I am using selenium and i have properly installed the selenium module on redhat linux 6.
Below is my script:
from selenium import webdriver
from selenium.webdriver.common.by import By
from selenium.webdriver.support.ui import Select
from selenium.common.exceptions import NoSuchElementException
import unittest, time, re
import zlib
class Sele1(unittest.TestCase):
def setUp(self):
self.driver = webdriver.Firefox()
self.driver.implicitly_wait(30)
self.base_url = "https://bugzilla.example.com/"
self.verificationErrors = []
def test_sele1(self):
driver = self.driver
driver.get(self.base_url + "/")
driver.find_element_by_id("Bugzilla_login").clear()
driver.find_element_by_id("Bugzilla_login").send_keys("username")
driver.find_element_by_id("Bugzilla_password").clear()
driver.find_element_by_id("Bugzilla_password").send_keys("password")
driver.find_element_by_id("log_in").click()

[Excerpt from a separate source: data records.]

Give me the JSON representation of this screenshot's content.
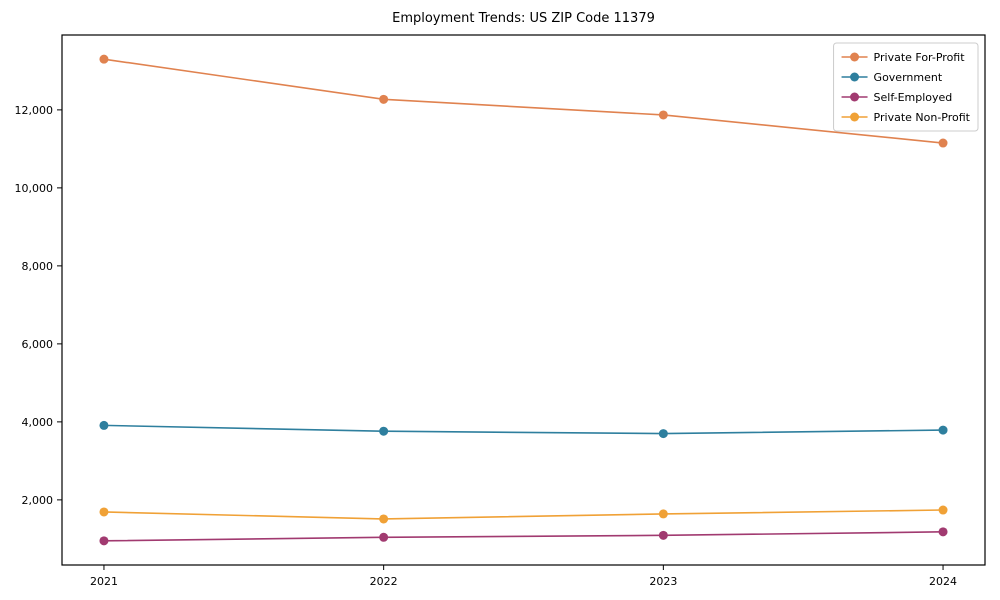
{
  "chart_data": {
    "type": "line",
    "title": "Employment Trends: US ZIP Code 11379",
    "xlabel": "",
    "ylabel": "",
    "x": [
      2021,
      2022,
      2023,
      2024
    ],
    "xtick_labels": [
      "2021",
      "2022",
      "2023",
      "2024"
    ],
    "series": [
      {
        "name": "Private For-Profit",
        "color": "#e0824f",
        "values": [
          13300,
          12270,
          11870,
          11150
        ]
      },
      {
        "name": "Government",
        "color": "#2e7f9e",
        "values": [
          3910,
          3760,
          3700,
          3790
        ]
      },
      {
        "name": "Self-Employed",
        "color": "#a13a70",
        "values": [
          950,
          1040,
          1090,
          1180
        ]
      },
      {
        "name": "Private Non-Profit",
        "color": "#f0a136",
        "values": [
          1690,
          1510,
          1640,
          1740
        ]
      }
    ],
    "xlim": [
      2020.85,
      2024.15
    ],
    "ylim": [
      330,
      13920
    ],
    "yticks": [
      2000,
      4000,
      6000,
      8000,
      10000,
      12000
    ],
    "ytick_labels": [
      "2,000",
      "4,000",
      "6,000",
      "8,000",
      "10,000",
      "12,000"
    ],
    "grid": false,
    "legend_position": "upper right",
    "marker": "o",
    "frame_color": "#000000",
    "legend_border_color": "#cccccc"
  }
}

driver.find_element_by_id("quicksearch").clear()
driver.find_element_by_id("quicksearch").send_keys("new bugs is bugzilla tool")
driver.find_element_by_xpath("//input[#value='Find Bugs']").click()
def is_element_present(self, how, what):
try: self.driver.find_element(by=how, value=what)
except NoSuchElementException, e: return False
return True
def tearDown(self):
self.driver.quit()
self.assertEqual([], self.verificationErrors)
if __name__ == "__main__":
unittest.main()
When i am running this script it is showing errors:
ERROR: test_sele1 (main.Sele1)
Traceback (most recent call last):
File "sele1.py", line 19, in test_sele1
driver.find_element_by_id("Bugzilla_login").clear()
AttributeError: 'NoneType' object has no attribute 'clear'
Ran 1 test in 2.018s
FAILED (errors=1)
Plateform: Redhat
Python Version: 2.6
Note: while running the same script in windows7, it is running fine but not running in linux with python2.6
Please help me for this...
Thanks in advance!
Simple: Selenium can't find an element called "Bugzilla_login".
There could be hundreds of reasons this may be happening. I'd start with checking whether you're loading the correct page.